Of course, “breathable,” waterproof, windproof, indestructible fabrics that can’t be dry cleaned serve their purposes. Garments made out of these materials keep wintertime outdoor aficionados from being chilled after exerting themselves, so they are mostly dry after performing terrifying feats like crossing knife-edge ridges between high mountain peaks or dodging cars while jogging on ice-rutted West End streets. Any kind of moisture that builds up, gradually or quickly, on the inside of these synthetic clothes will evaporate more quickly than, say, if you are wearing cotton underwear.
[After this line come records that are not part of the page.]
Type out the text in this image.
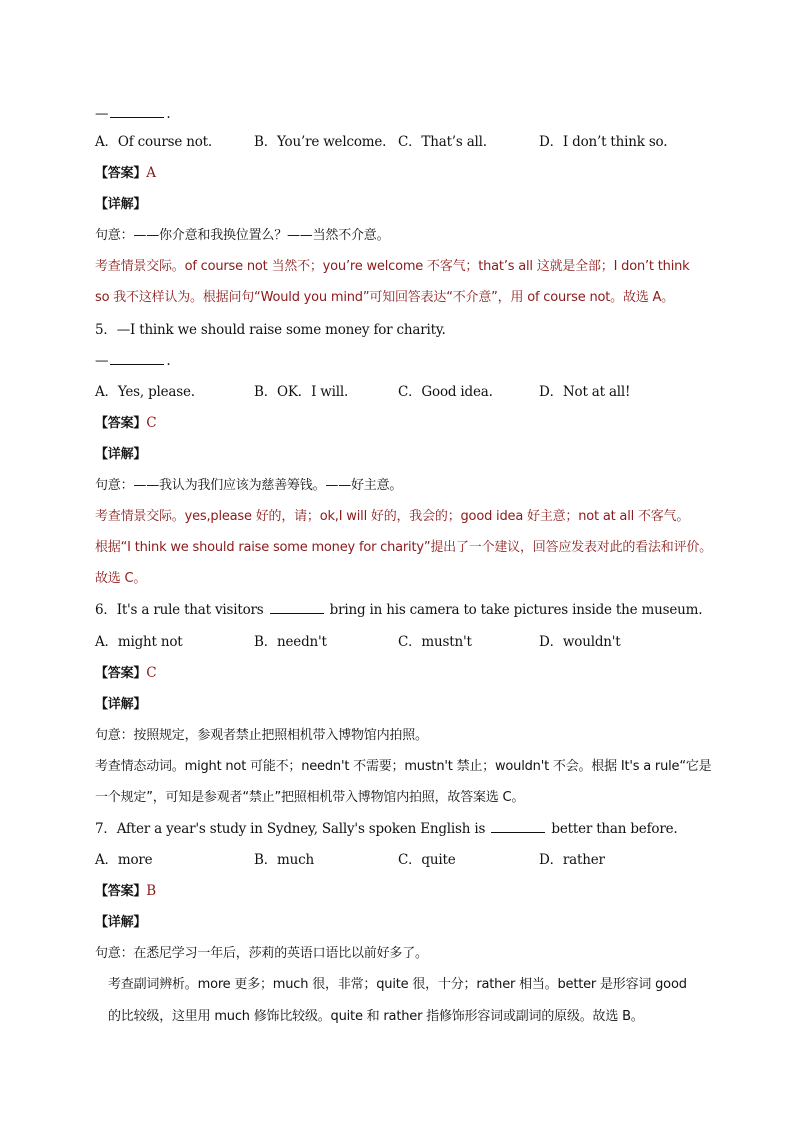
—	.
A．Of course not.	B．You’re welcome. C．That’s all.	D．I don’t think so.
【答案】A
【详解】
句意：——你介意和我换位置么？——当然不介意。
考查情景交际。of course not 当然不；you’re welcome 不客气；that’s all 这就是全部；I don’t think
so 我不这样认为。根据问句“Would you mind”可知回答表达“不介意”，用 of course not。故选 A。
5．—I think we should raise some money for charity.
—	.
A．Yes, please.	B．OK．I will.	C．Good idea.	D．Not at all!
【答案】C
【详解】
句意：——我认为我们应该为慈善筹钱。——好主意。
考查情景交际。yes,please 好的，请；ok,I will 好的，我会的；good idea 好主意；not at all 不客气。
根据“I think we should raise some money for charity”提出了一个建议，回答应发表对此的看法和评价。
故选 C。
6．It's a rule that visitors	bring in his camera to take pictures inside the museum.
A．might not	B．needn't	C．mustn't	D．wouldn't
【答案】C
【详解】
句意：按照规定，参观者禁止把照相机带入博物馆内拍照。
考查情态动词。might not 可能不；needn't 不需要；mustn't 禁止；wouldn't 不会。根据 It's a rule“它是
一个规定”，可知是参观者“禁止”把照相机带入博物馆内拍照，故答案选 C。
7．After a year's study in Sydney, Sally's spoken English is	better than before.
A．more	B．much	C．quite	D．rather
【答案】B
【详解】
句意：在悉尼学习一年后，莎莉的英语口语比以前好多了。
考查副词辨析。more 更多；much 很，非常；quite 很，十分；rather 相当。better 是形容词 good
的比较级，这里用 much 修饰比较级。quite 和 rather 指修饰形容词或副词的原级。故选 B。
Needless to say, however, winter layers made of synthetic fabrics are way overdone when all we are trying to do is dash through town on a cold winter evening, moving from the sushi bar to a place where we can enjoy an after-dinner drink and desert. Since I’ve owned my down parka, I have adjusted my wintertime gait to that casual stroll I use so liberally around the Fourth of July. I’ve pulled my chin from my collar and have been able to lift my head to actually look around and notice how beautiful our town really is when it is 10 below zero. I actually am looking forward to being enchanted by Christmas lights in the mall in March.

Call me a sissy or whatever else you might actually, deep down, believe you are. I don’t care. When I’m warm, I can cop the breezy attitude of the islands as well as anyone. I love winter again because of my down parka …

… Or, maybe, it’s all the powder we’ve had.